More importantly, the JCT projects that adding to the debt would likely raise interest rates, especially in the following decade, resulting in adverse effects on the economy. According to the JCT, after 2028, under a second round of tax cuts, “while employment will continue to be somewhat higher than projected under present law, investment and GDP will be lower than under present law, and the budgetary feedback from this effect will become negative.” This is in line with a Penn-Wharton Budget Model analysis published earlier this year that found extending the individual tax cuts from last year’s bill would add $5 trillion to the debt by 2040 “and actually reduces GDP during the first 10 years and beyond.” Under the GOP’s preferred tax plan, in other words, the economy ends up smaller than it would be otherwise.
Over and over again, Republicans have claimed that their tax plans will reduce the deficit by increasing economic growth.
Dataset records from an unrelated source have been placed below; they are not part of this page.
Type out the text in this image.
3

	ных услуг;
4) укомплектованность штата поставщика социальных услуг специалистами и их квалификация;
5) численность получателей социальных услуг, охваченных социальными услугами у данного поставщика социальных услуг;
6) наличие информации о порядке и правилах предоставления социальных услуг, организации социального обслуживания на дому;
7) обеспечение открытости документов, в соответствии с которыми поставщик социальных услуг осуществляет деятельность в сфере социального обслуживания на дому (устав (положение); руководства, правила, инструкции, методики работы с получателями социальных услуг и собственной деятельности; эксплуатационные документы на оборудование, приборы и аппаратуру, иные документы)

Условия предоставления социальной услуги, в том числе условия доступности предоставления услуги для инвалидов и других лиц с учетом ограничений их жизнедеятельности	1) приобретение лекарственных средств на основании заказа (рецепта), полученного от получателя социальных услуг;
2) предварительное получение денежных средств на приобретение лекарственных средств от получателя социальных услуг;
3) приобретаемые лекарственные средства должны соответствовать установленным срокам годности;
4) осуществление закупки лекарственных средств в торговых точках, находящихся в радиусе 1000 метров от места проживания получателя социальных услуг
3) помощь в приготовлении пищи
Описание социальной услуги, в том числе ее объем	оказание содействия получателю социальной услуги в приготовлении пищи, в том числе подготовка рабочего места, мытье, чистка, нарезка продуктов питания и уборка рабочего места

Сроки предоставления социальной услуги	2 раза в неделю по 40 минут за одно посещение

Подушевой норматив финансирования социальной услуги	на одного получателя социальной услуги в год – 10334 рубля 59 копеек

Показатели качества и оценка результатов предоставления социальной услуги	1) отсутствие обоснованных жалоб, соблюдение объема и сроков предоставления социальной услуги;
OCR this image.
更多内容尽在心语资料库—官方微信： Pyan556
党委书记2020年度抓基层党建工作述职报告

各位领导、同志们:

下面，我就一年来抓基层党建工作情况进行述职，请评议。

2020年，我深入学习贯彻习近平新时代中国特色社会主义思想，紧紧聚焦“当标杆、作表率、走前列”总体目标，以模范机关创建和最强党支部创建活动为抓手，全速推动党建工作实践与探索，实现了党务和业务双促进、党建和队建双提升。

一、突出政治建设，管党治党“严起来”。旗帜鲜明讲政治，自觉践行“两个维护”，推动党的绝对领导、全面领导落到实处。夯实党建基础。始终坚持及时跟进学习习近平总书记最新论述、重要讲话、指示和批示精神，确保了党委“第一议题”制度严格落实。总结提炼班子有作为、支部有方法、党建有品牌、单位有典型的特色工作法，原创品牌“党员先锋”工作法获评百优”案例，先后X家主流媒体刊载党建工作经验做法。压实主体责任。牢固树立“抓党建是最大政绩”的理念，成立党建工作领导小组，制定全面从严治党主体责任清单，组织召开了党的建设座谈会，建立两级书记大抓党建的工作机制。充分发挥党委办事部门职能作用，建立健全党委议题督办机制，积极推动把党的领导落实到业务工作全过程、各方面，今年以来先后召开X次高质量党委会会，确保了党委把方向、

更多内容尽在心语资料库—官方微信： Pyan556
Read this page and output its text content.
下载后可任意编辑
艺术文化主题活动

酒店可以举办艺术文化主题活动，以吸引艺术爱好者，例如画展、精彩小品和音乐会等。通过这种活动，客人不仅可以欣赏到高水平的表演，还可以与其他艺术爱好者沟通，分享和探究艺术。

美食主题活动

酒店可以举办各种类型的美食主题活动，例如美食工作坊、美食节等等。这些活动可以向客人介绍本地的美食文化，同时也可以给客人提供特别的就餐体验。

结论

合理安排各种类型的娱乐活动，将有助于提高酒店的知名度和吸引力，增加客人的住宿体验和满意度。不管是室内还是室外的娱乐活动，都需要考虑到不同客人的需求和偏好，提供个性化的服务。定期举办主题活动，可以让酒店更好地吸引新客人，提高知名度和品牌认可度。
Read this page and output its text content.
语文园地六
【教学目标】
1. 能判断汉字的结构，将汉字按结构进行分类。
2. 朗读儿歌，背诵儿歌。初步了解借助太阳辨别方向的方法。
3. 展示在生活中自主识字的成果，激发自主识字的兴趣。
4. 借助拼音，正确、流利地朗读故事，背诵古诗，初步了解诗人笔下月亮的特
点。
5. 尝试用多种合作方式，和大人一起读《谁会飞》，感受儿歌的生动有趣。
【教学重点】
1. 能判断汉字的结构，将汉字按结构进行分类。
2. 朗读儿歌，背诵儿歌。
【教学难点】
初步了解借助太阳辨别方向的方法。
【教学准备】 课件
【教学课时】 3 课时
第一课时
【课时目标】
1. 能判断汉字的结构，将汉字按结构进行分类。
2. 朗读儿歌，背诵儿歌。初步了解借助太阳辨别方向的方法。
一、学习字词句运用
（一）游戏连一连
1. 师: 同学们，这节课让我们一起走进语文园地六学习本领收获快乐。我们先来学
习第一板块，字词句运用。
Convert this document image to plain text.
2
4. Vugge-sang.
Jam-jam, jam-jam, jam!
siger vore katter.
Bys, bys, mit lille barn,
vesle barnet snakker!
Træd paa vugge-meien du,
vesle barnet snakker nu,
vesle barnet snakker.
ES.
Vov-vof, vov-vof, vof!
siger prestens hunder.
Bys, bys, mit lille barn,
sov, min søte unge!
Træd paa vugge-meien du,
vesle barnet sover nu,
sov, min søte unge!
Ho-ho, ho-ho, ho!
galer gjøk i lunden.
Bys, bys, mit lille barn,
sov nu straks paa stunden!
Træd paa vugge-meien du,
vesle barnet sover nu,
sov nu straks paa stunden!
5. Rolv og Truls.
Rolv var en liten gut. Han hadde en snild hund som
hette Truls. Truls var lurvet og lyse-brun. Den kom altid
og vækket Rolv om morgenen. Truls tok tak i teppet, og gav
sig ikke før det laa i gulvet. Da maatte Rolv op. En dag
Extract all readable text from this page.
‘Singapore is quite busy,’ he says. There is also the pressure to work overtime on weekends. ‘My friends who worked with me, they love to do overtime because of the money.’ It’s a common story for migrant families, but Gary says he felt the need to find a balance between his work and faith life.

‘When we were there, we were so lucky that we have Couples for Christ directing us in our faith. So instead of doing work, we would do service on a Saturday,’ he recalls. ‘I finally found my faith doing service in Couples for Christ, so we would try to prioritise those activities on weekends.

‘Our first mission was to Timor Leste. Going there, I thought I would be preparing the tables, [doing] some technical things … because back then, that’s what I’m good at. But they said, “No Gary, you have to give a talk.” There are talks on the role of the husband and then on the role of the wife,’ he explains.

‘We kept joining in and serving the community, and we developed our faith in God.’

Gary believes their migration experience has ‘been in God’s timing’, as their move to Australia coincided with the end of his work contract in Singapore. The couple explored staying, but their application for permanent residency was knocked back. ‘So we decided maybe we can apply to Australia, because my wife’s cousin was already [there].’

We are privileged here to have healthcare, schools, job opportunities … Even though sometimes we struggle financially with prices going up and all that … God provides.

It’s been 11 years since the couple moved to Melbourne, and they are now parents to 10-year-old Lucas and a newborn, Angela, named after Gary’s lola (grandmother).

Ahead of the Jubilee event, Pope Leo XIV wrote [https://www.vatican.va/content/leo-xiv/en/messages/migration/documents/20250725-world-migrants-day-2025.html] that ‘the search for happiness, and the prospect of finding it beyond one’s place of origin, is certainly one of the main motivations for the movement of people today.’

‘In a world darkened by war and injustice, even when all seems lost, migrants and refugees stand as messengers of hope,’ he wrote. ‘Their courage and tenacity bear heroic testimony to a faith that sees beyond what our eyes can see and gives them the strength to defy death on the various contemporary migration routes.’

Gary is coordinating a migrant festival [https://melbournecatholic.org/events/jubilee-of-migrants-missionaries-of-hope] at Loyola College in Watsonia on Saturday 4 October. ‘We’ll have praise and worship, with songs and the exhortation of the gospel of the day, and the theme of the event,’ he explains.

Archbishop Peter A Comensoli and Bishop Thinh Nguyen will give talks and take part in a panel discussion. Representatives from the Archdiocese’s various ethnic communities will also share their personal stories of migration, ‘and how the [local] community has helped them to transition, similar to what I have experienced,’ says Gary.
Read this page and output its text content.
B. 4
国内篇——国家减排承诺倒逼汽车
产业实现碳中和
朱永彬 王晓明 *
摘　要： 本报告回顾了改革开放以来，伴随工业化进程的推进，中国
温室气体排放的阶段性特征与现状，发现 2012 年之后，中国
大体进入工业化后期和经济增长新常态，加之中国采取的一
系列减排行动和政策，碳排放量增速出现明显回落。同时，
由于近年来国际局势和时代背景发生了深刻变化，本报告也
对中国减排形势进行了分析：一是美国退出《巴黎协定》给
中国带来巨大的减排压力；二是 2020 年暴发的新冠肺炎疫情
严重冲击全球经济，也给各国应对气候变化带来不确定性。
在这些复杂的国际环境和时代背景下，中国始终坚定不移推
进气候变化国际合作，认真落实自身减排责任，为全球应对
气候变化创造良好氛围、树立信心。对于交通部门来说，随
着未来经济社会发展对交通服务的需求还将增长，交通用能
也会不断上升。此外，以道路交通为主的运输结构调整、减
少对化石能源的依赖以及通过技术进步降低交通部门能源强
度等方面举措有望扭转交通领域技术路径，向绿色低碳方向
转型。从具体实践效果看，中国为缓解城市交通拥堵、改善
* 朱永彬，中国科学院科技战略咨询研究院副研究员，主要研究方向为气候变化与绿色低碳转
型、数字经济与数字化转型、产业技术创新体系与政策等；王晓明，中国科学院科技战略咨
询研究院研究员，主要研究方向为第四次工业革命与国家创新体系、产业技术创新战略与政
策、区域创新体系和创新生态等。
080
But the promised deficit reductions have never materialized, thanks in part to the fact that the GOP has repeatedly paired revenue-reducing tax cuts with federal spending increases. Just last week, in addition to the tax bill, the House GOP passed an $853 billion spending bill. Under Republican control, Congress added $2.4 trillion to the national debt during the 2018 fiscal year.
Going forward, rising debt and deficits are likely to become a significant burden on the economy and should a further round of deficit-financed tax cuts occur, it will only increase the drag. Yet that is what Republicans say they want. The available evidence suggests that in the long term, Republican tax policy is now anti-growth.
Read the whole piece here.
So, you might ask, if you agree with Suderman (and I do), then why did Campaign for Liberty support the tax cuts?
Because tax cuts put more money into the people’s hands and less in the hands of politicians and bureaucrats. Individuals know better how to spend their money to meet their needs than government officials.
So libertarians should always support tax cuts because they enhance liberty. We should never adopt the supply-side argument that tax cuts are good because they grow the economy, as if people should only be allowed to keep their own money if politicians think allowing them to do so will benefit the economy. We must never embrace the argument that because tax cuts generate more revenue for the government, they are good. Instead, we should work for tax cuts below the point in the “Laffer curve” where they maximize government revenue. We want to minimize government revenue.
We must also never get caught in the D.C. game of offsetting tax cuts with other tax increases to make sure the government does not lose revenue. After all, you would not say a thief should only return stolen property if they can steal enough from others to make up for the loss.
To even speak of tax cuts as a loss for the government is to accept the statist premise that government has a moral right to our income . . . where, in fact, it actually owns all property, and so-called private property is merely a gift from government.
So how do we avoid increasing deficits? By offsetting tax cuts with spending cuts. We don’t have a tax problem. We have a spending problem, and critics of GOP tax policy are right to point out the benefits of tax cuts will be short lived if they are not paired with spending cuts. But that does not mean we should oppose tax cuts. It means we should put more pressure on them to cut spending.